Many lawyers think that heavily trafficked listserves are just too burdensome to deal with. Subscribing to a digest or referring to a list’s web interface strikes them as just too clunky and ineffective. But there are some solutions:
- Don’t even think about reading every single post. Remember, almost no one reads The Wall Street Journal in its entirety. The days have long since passed when it was reasonably possible to read everything – much less all of your e-mail!
- Sort out posts topically, discarding those which aren’t relevant.
- Resist the compulsion to respond. Time constraints aside, drafting a well-reasoned response can be distracting. Realize that others may be just as likely to respond.
- Take the response private to avoid having to concentrate upon the niceties of crafting a response which may be read by several hundred other subscribers who may find your boring prose irrelevant and which may be preserved for longer than the Rosetta Stone.
- Remind yourself that time spent on listserves may serve important professional and networking goals, but it rarely leads to billable hours.

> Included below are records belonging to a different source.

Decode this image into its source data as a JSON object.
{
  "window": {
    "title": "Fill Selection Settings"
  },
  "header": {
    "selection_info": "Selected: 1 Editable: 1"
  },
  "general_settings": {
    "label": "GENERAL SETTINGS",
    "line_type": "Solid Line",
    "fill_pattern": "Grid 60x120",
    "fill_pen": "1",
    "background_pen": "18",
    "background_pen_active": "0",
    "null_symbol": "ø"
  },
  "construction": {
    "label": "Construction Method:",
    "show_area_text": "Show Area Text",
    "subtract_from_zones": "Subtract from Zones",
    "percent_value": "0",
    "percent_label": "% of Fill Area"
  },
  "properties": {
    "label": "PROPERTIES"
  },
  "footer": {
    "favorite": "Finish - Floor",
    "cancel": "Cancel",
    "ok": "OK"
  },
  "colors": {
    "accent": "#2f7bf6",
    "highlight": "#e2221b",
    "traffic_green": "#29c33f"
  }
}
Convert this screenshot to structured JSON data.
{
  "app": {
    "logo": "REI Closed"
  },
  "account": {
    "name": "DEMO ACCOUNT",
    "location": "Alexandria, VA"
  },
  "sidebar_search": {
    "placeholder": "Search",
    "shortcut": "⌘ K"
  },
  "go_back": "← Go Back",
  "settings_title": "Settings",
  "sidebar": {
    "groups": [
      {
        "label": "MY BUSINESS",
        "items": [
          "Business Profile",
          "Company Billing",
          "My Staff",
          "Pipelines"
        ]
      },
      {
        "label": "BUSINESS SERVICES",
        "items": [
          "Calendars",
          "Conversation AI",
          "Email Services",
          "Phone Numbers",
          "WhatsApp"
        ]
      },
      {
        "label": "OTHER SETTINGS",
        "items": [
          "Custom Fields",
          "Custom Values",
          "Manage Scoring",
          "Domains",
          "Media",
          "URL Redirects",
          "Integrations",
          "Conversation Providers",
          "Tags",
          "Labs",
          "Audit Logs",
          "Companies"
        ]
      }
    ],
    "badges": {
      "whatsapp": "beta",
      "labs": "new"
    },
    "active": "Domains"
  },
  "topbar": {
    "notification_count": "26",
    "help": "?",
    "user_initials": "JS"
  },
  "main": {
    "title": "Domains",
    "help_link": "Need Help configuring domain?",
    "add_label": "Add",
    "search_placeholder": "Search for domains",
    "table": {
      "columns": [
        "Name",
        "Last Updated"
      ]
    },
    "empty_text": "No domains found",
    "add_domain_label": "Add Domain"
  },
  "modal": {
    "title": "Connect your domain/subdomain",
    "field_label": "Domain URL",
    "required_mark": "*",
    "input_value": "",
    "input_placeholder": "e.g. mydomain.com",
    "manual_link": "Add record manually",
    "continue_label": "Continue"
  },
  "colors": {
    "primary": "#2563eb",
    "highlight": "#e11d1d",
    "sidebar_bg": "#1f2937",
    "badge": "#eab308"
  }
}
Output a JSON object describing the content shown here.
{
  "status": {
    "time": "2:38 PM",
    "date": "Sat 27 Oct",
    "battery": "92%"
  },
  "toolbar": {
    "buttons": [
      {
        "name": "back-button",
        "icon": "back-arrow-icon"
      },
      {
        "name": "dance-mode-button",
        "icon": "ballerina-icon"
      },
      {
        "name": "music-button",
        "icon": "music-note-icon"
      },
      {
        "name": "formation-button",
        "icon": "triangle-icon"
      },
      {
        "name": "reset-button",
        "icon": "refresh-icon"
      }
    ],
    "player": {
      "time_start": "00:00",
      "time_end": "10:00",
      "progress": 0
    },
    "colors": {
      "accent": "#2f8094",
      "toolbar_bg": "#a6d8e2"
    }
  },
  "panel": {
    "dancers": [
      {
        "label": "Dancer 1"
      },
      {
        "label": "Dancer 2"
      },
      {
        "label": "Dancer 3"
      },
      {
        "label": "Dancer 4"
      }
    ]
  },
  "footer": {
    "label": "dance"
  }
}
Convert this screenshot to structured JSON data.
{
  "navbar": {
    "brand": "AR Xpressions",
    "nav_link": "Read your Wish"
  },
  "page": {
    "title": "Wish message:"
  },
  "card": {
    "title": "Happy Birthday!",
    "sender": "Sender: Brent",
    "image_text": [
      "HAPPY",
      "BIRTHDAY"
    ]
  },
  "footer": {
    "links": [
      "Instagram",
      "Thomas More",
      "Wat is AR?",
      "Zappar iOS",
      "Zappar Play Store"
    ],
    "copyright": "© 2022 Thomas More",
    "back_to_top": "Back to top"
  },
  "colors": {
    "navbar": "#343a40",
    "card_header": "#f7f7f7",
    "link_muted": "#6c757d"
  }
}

Marc S. Stern, a seasoned Seattle bankruptcy lawyer and a curmudgeon by his own admission, found responding to listserves occupied too much of the time he’d rather spend doing something else, and he decided to take some radical steps. He kept his presence known on general listserves by occasionally responding to general questions which could be answered in a sentence or two or a simple link, but he decided to meld an old-fashioned technique with electronic media. He started writing privately to a list poster, suggesting that he would be willing to discuss the problem by telephone. Doing so saved this lawyer the time of back-and-forth e-mail and permitted him to frankly discuss the subject matter. Not only was he able to network and share his expertise with others, some of his callers even offered to pay for his counsel.
Sometimes even the best of us just get tired of typing!